Sell Me Something Good

by Nancy Bestor

Can you imagine working at a job where all day long people say no to you? I’ve never wanted to be a telemarketer or a door to door salesperson for that very reason. (And because I’m regularly annoyed by people doing those jobs, heaven forbid I’d work a job where people find me annoying.) I can’t help but feel a little sorry for people in those sales jobs though. So while some folks might just immediately interrupt a telemarketer and say “no thanks” then hang up the phone, I politely listen to most or all of their spiel, then I say “no thanks” and hang up the phone. Something tells me I’m not doing the telemarketer any favors by keeping them on the line when I have no intention of buying, but I am trying to be polite.


Thus when I’m sitting on the beach in a foreign country, or eating in a restaurant, or even riding the bus, and I’m approached by a tout, it’s hard for me to immediately say no, even if I’m not remotely interested in what is being sold. So many tourists can quickly say “no thank you” before they’ve even been shown the wares available for purchase. I rarely want to buy, but it is so difficult for me to just say no right off the bat. I’ve learned however, that if I don’t say no immediately, the tout won’t leave me alone. He or she will sense my hesitation, and continue to offer me suggestions on what I should buy. This includes, but is not limited to, hair extensions, a beach massage, an “I got drunk in Puerto Vallarta” t-shirt, and many other gems. I’ve even been offered English language teaching tapes on a bus in Costa Rica. Replying no, in English, only slightly dissuaded the salesperson. I’ve not come home from Turkey with a rug however, so in the end I can usually make a clean break, but it would really be better for all parties if I could just say no in the first place.

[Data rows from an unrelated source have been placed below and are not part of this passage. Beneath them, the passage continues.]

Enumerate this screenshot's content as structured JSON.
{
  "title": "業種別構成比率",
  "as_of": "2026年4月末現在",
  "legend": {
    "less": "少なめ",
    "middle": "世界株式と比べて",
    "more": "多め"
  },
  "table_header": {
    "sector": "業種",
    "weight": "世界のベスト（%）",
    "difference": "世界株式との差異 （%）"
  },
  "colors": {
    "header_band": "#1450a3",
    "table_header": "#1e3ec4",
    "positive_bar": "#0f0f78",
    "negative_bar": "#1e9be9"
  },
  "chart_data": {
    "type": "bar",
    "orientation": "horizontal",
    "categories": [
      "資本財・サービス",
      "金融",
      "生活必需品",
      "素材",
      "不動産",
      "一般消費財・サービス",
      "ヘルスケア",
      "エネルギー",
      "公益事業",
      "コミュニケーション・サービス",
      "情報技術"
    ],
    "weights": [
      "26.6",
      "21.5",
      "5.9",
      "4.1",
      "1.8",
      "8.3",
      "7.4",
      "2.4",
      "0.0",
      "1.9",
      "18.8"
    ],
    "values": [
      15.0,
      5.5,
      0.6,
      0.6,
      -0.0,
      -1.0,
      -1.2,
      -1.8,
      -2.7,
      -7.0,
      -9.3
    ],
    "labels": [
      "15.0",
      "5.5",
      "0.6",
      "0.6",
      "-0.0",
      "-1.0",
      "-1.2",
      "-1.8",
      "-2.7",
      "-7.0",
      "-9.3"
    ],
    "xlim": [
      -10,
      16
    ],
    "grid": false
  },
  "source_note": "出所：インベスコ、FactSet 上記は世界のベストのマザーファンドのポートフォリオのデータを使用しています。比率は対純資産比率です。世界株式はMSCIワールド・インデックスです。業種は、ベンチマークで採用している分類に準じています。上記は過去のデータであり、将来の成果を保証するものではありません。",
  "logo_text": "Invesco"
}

On a recent trip to Bali, it was fun to listen to the salespeople offer me their “best price” as I passed by their store. On various occasions we were presented with a morning price, a good luck price, a raining price and an afternoon price. We were given the opportunity to “come and have a coconut at my house” from a man renting snorkeling equipment. We were introduced to the children of touts on the beach. We were asked—repeatedly—where we were staying and where we were from. We were asked our names. The list goes on and on. I started out thinking that the touts were so nice and so interested in us, but quickly realized it was just a way for them to get more sales.


I remember visiting the Grand Bazaar in Turkey. Walking down the aisles with booths on either side was like running the gauntlet. Salespeople would holler out at us to come and try their tea or spices or shop in their booth or ask where we were from. It got to the point that I couldn’t reply to their remarks, nor could I even make eye contact, because that was, in their eyes, a sign that I was interested. And if I wanted to take a closer look at something, I felt like it was almost a foregone conclusion that I was going to buy it.


Last week a young woman knocked on my front door here in Ashland. When I answered she started her carpet cleaning sales spiel by asking if I was “the lady of the house.” I politely said yes, although I was on guard. Next she asked if I was “the queen of my castle.” Indeed I am, but that’s all it took. This time I immediately pulled up the drawbridge.